ものぐさな私がブログなんて面倒なものを書き出したのも文章力を鍛えたいという動機が大きい。

きっかけは去年の秋にあるジャンルの作品にハマったことだ。私はその作品にハマるあまり二次創作で小説を書くことまではじめてしまった。
 私の稚拙な作品でも人気のある作品だから結構読んで貰える。
読んだ人から反応を貰えて私は元々文章を読むことが好きだったのもあり、すっかり小説を書くことにのめり込んでしまった。
不思議なことに書けば書くほどネタが降ってくる。繰り返すが私に文才はない。

 しかも私は日常で絵を描くことはあっても(この絵もとても下手くそで人に見せることは抵抗がある)、文章を書くことは無かったにも関わらずだ。

ぼんやりと朝、珈琲を飲んでいるとき、散歩中、湯船で今日あったことをぼんやり振り返っていたとき、時を選ばず小説を書くアイデアが降ってくる。
また早速書き出すとボキャブラリーは貧弱なのだが不思議と言葉が私の手から溢れ出した。

これはなんなのだろうと私はとても不思議だ。私に何があったのだろう。きっかけなんて思いつかない。ただふと胸に燻るのはある青年の存在だ。


彼とはあるSNSで出会った。なんとなく波長があい、私たちは割と頻繁にメッセージのやり取りをするようになり、ついにはたまにだが通話までするようになった。
彼は優秀な人間で、小説家を目指してネットで作品を連載していた。
冷やかし半分で読んでみると、文章力があり尚且つ小説はとても面白かった。
しかし彼の小説は完結することはなかった。
ある夏の夜、彼は自殺してしまったのだ。

 彼は家庭に問題を抱えており、私と同じ病気を患っていた。私は話を聞くことしか出来なかったが酷く悩んでいたと思う。

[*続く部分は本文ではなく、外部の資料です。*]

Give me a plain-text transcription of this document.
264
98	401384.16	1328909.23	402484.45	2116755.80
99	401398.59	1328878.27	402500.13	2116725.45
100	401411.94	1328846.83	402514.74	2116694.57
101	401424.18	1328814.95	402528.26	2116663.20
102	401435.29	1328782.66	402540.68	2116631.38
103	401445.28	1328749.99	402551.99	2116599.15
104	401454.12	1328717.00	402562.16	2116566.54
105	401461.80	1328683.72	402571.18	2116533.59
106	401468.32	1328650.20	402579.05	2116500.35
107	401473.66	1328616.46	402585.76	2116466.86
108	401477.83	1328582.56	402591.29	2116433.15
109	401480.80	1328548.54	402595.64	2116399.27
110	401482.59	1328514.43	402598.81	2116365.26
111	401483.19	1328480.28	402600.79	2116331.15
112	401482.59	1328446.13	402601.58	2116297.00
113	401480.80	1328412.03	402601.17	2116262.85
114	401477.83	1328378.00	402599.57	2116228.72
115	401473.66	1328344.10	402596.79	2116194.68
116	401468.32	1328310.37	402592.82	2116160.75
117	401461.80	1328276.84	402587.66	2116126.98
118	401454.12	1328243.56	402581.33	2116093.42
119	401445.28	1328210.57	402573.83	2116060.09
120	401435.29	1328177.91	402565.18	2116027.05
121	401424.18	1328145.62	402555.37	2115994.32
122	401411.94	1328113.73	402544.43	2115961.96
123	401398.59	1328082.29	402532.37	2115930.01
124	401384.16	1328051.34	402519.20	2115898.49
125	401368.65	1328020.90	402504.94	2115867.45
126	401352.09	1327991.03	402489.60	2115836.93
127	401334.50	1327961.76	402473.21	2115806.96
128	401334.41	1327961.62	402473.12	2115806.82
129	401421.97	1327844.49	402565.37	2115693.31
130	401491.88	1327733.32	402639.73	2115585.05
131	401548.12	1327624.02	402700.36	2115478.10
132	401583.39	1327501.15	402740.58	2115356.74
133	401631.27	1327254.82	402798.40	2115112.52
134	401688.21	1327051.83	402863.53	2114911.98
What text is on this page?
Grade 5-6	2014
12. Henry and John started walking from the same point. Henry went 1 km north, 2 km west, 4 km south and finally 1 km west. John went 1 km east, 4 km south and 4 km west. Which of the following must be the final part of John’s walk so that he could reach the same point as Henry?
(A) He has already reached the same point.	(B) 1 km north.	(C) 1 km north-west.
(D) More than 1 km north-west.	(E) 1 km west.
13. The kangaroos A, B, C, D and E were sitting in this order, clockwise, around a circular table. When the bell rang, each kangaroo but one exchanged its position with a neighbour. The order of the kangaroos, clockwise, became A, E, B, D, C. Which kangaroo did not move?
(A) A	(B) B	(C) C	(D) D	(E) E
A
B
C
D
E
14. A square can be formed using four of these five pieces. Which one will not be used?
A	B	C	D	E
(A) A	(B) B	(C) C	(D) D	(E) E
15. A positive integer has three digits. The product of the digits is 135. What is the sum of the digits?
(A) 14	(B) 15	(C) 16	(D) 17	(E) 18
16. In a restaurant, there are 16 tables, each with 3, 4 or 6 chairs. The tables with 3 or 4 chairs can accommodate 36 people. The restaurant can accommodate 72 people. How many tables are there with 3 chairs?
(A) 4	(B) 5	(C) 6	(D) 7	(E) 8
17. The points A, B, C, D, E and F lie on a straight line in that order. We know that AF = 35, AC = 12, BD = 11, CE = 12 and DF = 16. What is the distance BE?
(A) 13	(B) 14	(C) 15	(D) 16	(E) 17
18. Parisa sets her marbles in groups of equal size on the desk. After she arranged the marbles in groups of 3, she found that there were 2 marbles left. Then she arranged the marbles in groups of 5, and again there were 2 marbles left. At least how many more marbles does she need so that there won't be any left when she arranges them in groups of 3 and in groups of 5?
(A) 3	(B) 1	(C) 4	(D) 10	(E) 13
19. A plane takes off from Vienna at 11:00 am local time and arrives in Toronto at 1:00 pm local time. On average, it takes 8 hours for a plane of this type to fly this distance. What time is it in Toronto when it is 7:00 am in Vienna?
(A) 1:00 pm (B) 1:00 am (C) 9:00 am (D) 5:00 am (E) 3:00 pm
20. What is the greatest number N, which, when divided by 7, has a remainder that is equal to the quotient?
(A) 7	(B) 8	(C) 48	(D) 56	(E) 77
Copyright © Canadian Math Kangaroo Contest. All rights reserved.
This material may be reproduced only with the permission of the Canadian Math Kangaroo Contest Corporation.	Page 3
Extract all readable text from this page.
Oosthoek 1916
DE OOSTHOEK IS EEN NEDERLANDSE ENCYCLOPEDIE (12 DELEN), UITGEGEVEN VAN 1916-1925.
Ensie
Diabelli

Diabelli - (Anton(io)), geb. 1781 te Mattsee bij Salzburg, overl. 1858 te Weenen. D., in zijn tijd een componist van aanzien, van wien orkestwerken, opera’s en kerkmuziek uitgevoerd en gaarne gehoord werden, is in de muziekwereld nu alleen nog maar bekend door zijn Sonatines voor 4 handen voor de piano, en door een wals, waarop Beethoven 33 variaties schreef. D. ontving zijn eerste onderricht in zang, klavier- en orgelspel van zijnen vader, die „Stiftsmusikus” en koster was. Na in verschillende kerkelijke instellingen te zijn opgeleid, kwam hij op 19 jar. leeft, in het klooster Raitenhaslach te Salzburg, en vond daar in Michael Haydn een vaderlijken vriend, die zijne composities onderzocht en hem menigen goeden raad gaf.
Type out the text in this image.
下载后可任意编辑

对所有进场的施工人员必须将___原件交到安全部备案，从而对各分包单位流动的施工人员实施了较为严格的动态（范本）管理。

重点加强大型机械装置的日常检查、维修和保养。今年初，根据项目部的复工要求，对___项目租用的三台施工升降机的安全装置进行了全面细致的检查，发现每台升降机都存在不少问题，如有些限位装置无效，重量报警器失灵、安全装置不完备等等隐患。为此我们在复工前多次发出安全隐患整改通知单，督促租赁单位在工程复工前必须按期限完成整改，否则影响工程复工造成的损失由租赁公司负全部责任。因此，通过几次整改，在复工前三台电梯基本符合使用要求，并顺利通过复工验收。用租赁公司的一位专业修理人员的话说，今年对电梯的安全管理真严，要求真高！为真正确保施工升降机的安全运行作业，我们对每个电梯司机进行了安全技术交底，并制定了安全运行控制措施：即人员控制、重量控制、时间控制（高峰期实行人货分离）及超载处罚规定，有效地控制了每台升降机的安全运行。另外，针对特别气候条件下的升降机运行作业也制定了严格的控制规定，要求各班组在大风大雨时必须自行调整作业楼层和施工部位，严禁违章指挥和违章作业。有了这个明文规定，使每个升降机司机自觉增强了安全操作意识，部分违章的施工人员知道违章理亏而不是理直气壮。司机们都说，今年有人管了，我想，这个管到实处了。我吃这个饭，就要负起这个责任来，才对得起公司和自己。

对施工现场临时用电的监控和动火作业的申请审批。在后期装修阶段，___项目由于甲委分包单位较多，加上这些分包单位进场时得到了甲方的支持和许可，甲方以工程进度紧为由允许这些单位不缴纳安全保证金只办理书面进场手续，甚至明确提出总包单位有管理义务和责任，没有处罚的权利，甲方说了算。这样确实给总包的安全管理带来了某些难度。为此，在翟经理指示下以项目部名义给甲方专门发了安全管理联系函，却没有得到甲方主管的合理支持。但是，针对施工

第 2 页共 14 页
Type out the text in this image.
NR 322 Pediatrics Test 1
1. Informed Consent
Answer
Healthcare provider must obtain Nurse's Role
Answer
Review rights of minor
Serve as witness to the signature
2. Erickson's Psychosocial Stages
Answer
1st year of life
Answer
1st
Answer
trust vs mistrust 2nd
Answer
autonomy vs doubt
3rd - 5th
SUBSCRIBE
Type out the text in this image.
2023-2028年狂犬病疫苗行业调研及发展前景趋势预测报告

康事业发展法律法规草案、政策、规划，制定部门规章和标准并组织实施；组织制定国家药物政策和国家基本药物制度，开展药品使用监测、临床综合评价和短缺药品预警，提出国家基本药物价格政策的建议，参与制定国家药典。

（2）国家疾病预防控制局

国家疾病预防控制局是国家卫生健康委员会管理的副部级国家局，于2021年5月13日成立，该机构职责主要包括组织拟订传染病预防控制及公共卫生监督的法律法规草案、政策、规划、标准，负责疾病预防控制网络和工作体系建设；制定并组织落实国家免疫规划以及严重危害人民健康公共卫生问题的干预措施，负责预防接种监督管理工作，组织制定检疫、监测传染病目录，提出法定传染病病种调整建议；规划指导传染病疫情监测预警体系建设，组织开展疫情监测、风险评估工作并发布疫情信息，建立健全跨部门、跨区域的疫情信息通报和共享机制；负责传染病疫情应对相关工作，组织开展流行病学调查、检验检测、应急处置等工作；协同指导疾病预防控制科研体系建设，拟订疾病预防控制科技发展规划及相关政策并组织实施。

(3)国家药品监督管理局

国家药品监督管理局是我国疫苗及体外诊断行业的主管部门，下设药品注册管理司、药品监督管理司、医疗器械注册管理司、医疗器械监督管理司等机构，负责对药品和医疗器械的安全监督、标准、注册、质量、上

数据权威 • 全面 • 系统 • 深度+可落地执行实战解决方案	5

 私は彼が生きていた頃、話したことがある。私も小説を書いてみたいと。
今はもうそんな気はないが恥ずかしながら、中学生時代の私の夢はライトノベル作家になることだった。
大人になり色々と現実を知り、そんな夢はとうに諦めてしまったが、あの頃、授業中にぼんやりと想像した世界は今も強く私の心に残っている。
この話題を口にしたとき、彼はなら何故書かないのといった。


顔も本名も知らない青年のこの言葉はすごく私の中に残った。
何故書かないのだろう。
何故逃げているのだろう。


彼が死んで数ヶ月経った12月のある日、私は文章をパソコンに向かって打ち込みだした。
そして今も私は書いている。
このブログと同じで飽きて辞めてしまうかもしれない。
しかし私には奇妙な使命感のようなものがある。
私はどんなに稚拙な、表現力も纏まりのない文章であっても書かなければならない。
彼の分も生きて、生きていられる間に色々と作品を残してみたい。


私にはあまりそんなことができる自信がないのだが。
ああ、そさいさん。見てますか?私にどうか書き続ける忍耐、意志の力をください。